In June, IOC bosses backed a plan to award both the 2024 and 2028 Games together, with the recommendation expected to be backed by a vote at their Swiss headquarters on Tuesday.

IOC president Thomas Bach opened a ground-breaking week for the Olympic movement on Sunday by telling IOC top brass: "We'll have some interesting days in Lausanne. Some very important decisions will be taken. More decisions will be made in Lima."

The Peruvian capital Lima hosts the 130th IOC Congress on September 13 where the vote to decide the 2024 and likely 2028 hosts will be made.

Both Paris, whose delegation is being led by French President Emmanuel Macron, and Los Angeles will present their bids to the IOC on Tuesday.

Last week the IOC Evaluation Commission report lavished praise on both bidding cities, stating there was "very little to separate" the two rivals.

"Members of the Evaluation Commission have used the terms 'forward-looking', 'innovative', 'vibrant' and 'cool' to describe the Los Angeles candidature, and 'historical', 'cultural', 'iconic' and 'amazing backdrops' for that of Paris," said Patrick Baumann, IOC member and chair of the 2024 Evaluation Commission.

"However, whatever the description, it truly is a tale of two great Olympic cities.

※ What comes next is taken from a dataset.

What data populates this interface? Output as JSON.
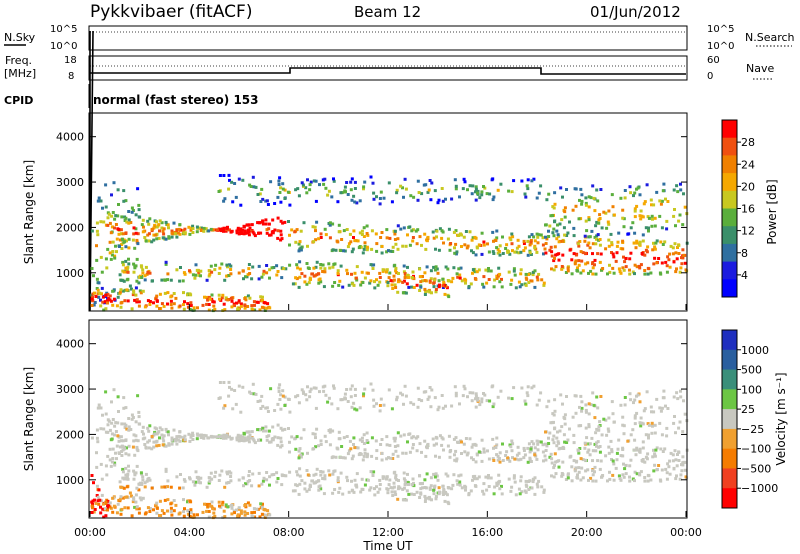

The two projects are different in nature, but each city presents a proposal which is genuinely authentic and reflects the best of what each has to offer."

The IOC report noted that in line with the reforms of Olympic Agenda 2020, both Los Angeles and Paris are planning to use a record number of existing and temporary venues, a first in Olympic history and a move designed to cut costs and boost sustainability.

Bach said the proposal to award the two Games had been "unanimously" endorsed, adding the IOC had a "golden opportunity" with two "great cities" competing for 2024 and did not want to turn either away, particularly at a time when interest in hosting Olympics has faded, with cities increasingly reluctant to take on the vast expense.

But a double awarding would not be a first, the IOC having, in 1921, awarded the 1924 and 1928 Summer Games to Paris and Amsterdam, as well as later promising Los Angeles the 1932 Games.

Pierre de Coubertin, the founder of the modern Olympics, had pushed for the joint awarding as the world, and Europe in particular, struggled to rebound after the devastating First World War.